Domestic Diversions

Parenting Children from Love of Limits to Limits of Love

It used to be that kids were seen, but not heard.  Now it seems that they are seen, heard, and sometimes in control.  Sure there are still “old school” parents and teachers wielding their power over the children like a Bobby Knight can silence his players and force eye contact with tactics of verbal abuse and physical assaults.  But there are also kids I’ve seen assault their mother in the aisle of the grocery store for not getting what they want.  Perhaps this is a generation of children who are raising their parents to be seen, yet not heard?

Some children today are privileged to play travel sports.  Their parents show up weekend after weekend driving them from tournament to restaurant to motel.  The children ride with their friends, watch their favorite DVD’s, and listen to their favorite music all the while Dad and Mom attempt to talk to each other as long as it isn’t too loud and disruptive.  Parents’ schedules are dictated by children’s play dates, rehearsals, practices, and events.  Children are often fed only what they like and by requiring that they consume anything close to green eggs and ham, is considered insensitive, perhaps abusive. We want our young lads to be happy, comfortable, to feel loved, validated and supported.

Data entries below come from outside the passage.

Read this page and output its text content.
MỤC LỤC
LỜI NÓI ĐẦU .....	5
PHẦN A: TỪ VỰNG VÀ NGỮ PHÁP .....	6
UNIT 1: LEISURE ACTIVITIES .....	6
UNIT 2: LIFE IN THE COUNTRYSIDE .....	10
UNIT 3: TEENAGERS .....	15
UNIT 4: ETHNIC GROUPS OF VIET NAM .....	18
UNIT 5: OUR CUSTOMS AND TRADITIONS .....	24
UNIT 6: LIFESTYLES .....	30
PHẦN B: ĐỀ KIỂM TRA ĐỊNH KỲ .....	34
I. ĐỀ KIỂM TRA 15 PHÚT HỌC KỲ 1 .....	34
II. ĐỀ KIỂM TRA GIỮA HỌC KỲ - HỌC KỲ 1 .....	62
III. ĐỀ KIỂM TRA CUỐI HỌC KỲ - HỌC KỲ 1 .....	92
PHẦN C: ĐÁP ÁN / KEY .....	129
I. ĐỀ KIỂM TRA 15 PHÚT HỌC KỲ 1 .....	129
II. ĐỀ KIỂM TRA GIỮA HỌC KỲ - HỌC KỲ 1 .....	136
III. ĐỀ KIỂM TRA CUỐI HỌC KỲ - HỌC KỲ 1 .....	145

Well, this can run wild.  One might retort, “come on, you can’t love children too much”.  In fact, I believe that the love of children has been misunderstood as unwavering support and accommodation.  Developmental psychologists will tell you that the developing person indeed needs to be supported or “emotionally held”.  However, that very same person, in order to grow, needs to experience contradiction, challenge and limits.  The challenge of the “other” in the development of the “self” is to know when to hold and support and when to contradict and challenge. 

Some parents in the community I raise my children in attempted to lobby the recreational director to change the rules of baseball.  They argued that too many young ballplayers were coming off the bases crying because they didn’t get a chance to run to home.  The parents felt that the cacophony of crying children could be remedied by changing the rule of three outs per inning to five.  This kinder, gentler rule would provide more base runners per inning a chance to cherish the euphoric foot stomp of hitting home base.  The recreational director scoffed at the idea, instead believing that learning the rules of baseball at an early age, even if it meant experiencing disappointment and limits, is ultimately good for the growing butterfly chasing, airplane gazing ballplayers. 

I don’t recommend we go back to the days of yore when elders in the church would keep disruptive children in line by subduing them in the half nelson, while their muffled cries into the deacon’s sport-coat could be heard after sustaining a decisive “nuggy” on top of the head.  I think we need a balance.  This generation seems to be riding the permissive pendulum swing to the other side.  Meanwhile, the parents are to be seen, but not heard.  Unfortunately this is familiar ground for a lot of us parenting today, adult children not fully seen by their parents, now struggling to be heard and understood by our children.